A partir da entrada do saber psiquiátrico (século XIX), a melancolia sai do contexto da criação/genialidade/filosofia e volta ao campo da doença, dessa vez com rótulos e descrições cada vez mais limitantes. Roudinesco e Plon colocam Jean-Étienne Esquirol como o médico que retoma essa condição patológica com o termo lipemania, no início do século XIX. Logo após Esquirol, Jean-Pierre Falret muda lipemania para loucura circular, dessa vez mais próxima do conceito de mania como o conhecemos hoje. O psiquiatra alemão Emil Kraepelin, atualiza o termo como loucura (e logo depois psicose) maníaco-depressiva (ROUDINESCO, 1998).

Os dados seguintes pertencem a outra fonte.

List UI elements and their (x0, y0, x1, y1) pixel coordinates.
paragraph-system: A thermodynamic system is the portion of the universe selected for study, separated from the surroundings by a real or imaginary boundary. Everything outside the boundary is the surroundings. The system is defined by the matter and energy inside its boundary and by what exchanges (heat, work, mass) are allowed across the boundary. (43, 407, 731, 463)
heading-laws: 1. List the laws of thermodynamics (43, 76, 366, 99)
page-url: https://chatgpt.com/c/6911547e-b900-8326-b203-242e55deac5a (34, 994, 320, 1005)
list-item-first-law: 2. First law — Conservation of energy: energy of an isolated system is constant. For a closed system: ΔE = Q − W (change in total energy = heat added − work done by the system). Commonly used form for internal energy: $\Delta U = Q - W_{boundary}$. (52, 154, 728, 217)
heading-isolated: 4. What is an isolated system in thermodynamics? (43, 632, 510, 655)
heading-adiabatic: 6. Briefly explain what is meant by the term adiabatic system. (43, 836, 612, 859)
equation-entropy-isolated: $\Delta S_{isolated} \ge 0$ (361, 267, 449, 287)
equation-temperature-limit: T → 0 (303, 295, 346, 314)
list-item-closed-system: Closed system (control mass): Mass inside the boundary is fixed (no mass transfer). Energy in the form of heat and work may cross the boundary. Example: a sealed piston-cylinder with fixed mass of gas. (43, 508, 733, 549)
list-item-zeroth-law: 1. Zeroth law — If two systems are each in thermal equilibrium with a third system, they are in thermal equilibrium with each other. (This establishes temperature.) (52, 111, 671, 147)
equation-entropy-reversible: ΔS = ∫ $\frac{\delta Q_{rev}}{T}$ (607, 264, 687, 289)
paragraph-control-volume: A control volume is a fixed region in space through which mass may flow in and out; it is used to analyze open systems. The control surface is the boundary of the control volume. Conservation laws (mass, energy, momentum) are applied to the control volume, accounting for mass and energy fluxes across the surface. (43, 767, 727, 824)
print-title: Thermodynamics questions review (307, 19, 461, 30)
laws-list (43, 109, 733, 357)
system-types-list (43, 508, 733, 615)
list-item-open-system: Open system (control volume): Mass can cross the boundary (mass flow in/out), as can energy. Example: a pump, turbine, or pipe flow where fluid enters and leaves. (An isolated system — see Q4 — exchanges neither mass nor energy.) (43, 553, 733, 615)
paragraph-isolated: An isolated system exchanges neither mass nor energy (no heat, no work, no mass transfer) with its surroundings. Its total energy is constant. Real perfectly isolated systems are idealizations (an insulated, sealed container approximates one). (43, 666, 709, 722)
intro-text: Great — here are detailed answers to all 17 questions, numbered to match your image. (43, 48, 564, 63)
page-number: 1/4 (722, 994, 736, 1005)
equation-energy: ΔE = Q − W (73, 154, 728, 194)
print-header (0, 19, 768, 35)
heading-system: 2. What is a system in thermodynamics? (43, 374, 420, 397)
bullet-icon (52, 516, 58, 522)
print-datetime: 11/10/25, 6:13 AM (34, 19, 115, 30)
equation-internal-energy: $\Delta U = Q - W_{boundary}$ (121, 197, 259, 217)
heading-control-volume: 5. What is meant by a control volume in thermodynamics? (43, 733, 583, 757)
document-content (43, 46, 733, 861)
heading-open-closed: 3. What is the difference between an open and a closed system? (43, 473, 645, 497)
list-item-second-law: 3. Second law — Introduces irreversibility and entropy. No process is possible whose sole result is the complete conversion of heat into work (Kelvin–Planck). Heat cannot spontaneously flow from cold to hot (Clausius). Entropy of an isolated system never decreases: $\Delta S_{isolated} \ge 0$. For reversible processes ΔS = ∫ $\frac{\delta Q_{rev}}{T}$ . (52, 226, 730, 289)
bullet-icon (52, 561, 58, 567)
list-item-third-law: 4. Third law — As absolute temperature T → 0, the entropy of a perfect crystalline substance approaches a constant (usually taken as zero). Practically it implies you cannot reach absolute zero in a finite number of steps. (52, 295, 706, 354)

Freud surge reaproximando a melancolia do estado subjetivo e a afastando do olhar psiquiátrico. Ele iniciou a reflexão em 1895 e em 1917 postulou Luto e melancolia, escrito emblemático da metapsicologia. Na época de Freud, Melancholie era visto pela sociedade médica como a depressão que conhecemos hoje. Segundo o psicanalista e comentador de Freud, Gilberto Gomes (2017), o termo melancolia pode indicar uma depressão mais severa, chamada de depressão melancólica (ou endógena), e que hoje em dia o termo mais usado em alemão é Depression, enquanto que “na época de Freud, entretanto, o termo padrão era Melancholie” (p. 177).
Em se tratando do conceito de luto, dicionários brasileiros descrevem como: Pesar pela morte de alguém; traje usado em sinal de luto e também período após a morte de alguém. A origem viria de do latim luctus (dor, pesar, aflição). Na etimologia não é encontrada a associação com a ideia de perda, mas Freud e outros psicanalistas encontraram nessa associação algo fundamental para as relações objetais.
Para Freud, experiências constantes de perdas podem ser internalizadas e revividas em situações posteriores. No caso do luto, devido à perda de algo, por parte do sujeito há uma atividade totalmente voltada ao objeto perdido, gerando desinteresse pelo mundo externo e incapacidade de um novo objeto conseguir substituir este que se perdeu (CAVALCANTI, 2013).
A psicanalista Melanie Klein continua a escrever sobre o luto e melancolia com base em sua teorização sobre as relações objetais, onde o mundo interno (das projeções) estaria ligada à influência do mundo externo (das relações). Para ela, o luto seria uma perda simbólica e também real, causando uma revivência de um período arcaico no sujeito, onde haveria a experiência de adoecimento e atividades próprias da psicose (posição depressiva), temporariamente. Ela consideraria o luto como doença apenas após certo tempo de duração (CAVALCANTI, 2013).
Desenvolvimento
O pai da psicanálise, entre os anos de 1914 e 1915, elabora escritos e os manda para seu colega, o psicanalista Karl Abraham. Este dá complementações sobre o tema da melancolia, em especial a sua relação com a fase oral, gerando uma ampliação dos mecanismos teorizados por Freud (EDLER, 2008).
A escrita é posterior ao tratado sobre Narcisismo, texto em que são deixadas muitas lacunas para posterior investigação. O conceito de Ideal do eu, instância que anos mais tarde seria vista como o Supereu, é fundamental tanto na base da metapsicologia, quanto de Luto e melancolia. Esse Ideal do eu era visto como algo construído por exigências morais e culturais, uma explicação próxima de como vemos o Supereu no senso comum. Quando Freud escreve sobre melancolia, passa a ver que existem outras fontes desse Ideal do eu, como parte desse eu dividido pela perda do objeto, que critica e censura a outra parte desse eu (identificado pelo objeto perdido). Ou seja, a essência do mecanismo da melancolia é vislumbrada num novo paradigma em relação a esse Ideal do eu (EDLER, 2008).